- Bolton Unison staff plan to strike this week over pay
- The trust previously committed to pay all staff NHS rates in full
- It has now offered to pay the Living Wage rate
Staff employed by a trust’s wholly-owned subsidiary company will go on strike this week after rejecting a pay offer lower than the government’s agreed deal for NHS Agenda for Change staff.
Cleaners, catering staff and porters at Bolton Foundation Trust, who are employed by the BoltoniFM subsidiary company, will strike for 48 hours from Thursday.
They are not directly employed by the trust so cannot benefit from the nationally agreed three year pay deal for NHS staff, Unison has said.
BoltoniFM signed an agreement in 2017 stating it would implement nationally agreed NHS pay rates in full to all staff.
However, the trust has now offered to pay its subsidiary staff the living wage rate of £8.75 per hour, which Unison said is less than the current lowest rate of NHS pay.
Unison North West regional organiser Tom Ellis said managers should do what they previously committed and pay staff “what they are due”.
Earlier this year, the Department of Health and Social Care said £800m of extra funding had been set aside “which funds the first year of the Agenda for Change pay deal”.
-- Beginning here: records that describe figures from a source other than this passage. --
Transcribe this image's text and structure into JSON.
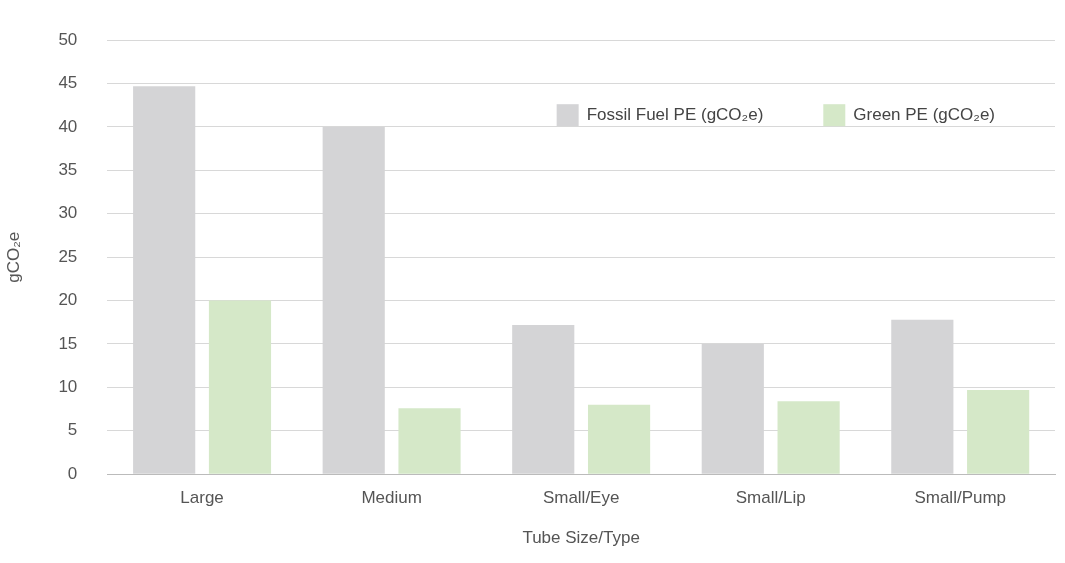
{
  "chart_data": {
    "type": "bar",
    "xlabel": "Tube Size/Type",
    "ylabel": "gCO₂e",
    "categories": [
      "Large",
      "Medium",
      "Small/Eye",
      "Small/Lip",
      "Small/Pump"
    ],
    "series": [
      {
        "name": "Fossil Fuel PE (gCO₂e)",
        "color": "#d4d4d6",
        "values": [
          44.7,
          40,
          17.2,
          15,
          17.8
        ]
      },
      {
        "name": "Green PE (gCO₂e)",
        "color": "#d5e8c8",
        "values": [
          20,
          7.6,
          8,
          8.4,
          9.7
        ]
      }
    ],
    "ylim": [
      0,
      50
    ],
    "yticks": [
      0,
      5,
      10,
      15,
      20,
      25,
      30,
      35,
      40,
      45,
      50
    ],
    "grid": "y",
    "legend": "top right"
  }
}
The deal has given NHS staff an average 3 per cent uplift this year.
In July NHS providers accused the government of failing to deliver sufficient funding to cover pay increases for outsourced staff following the Agenda for Change pay deal.
The DHSC previously suggested the pay deal would apply to staff employed by subsidiary companies and future eligibility criteria would be set out.
However, in a letter to trust finance directors this week, NHS Improvement said funding is only being provided where the organisation employing the staff is “dynamically” using the AfC contract “in full for both existing and future staff”.
Lesley Wallace, finance director for Bolton iFM, said it was very disappointing negotiations have not resulted in strike action being cancelled.
“We have listened and acted, improving our offer to staff, and committing to become a real living wage employer as of 1 October, which is something unions have been campaigning for all employers to become,” Ms Wallace said.
“For bands A&B, this represents an immediate wage increase from £7.83 an hour to £8.75 an hour. A benchmarking exercise of similar organisations shows that Bolton iFM’s second offer of £8.75 per hour compares well and in most cases better than the amount offered elsewhere for the same bands,” she added.
However, Ms Wallace added that the latest wage increase is not funded by the government and the company is mindful of the need to protect its future financial stability.
“If the pay offer is accepted, additional efficiencies will have to be found to cover the costs involved,” she said.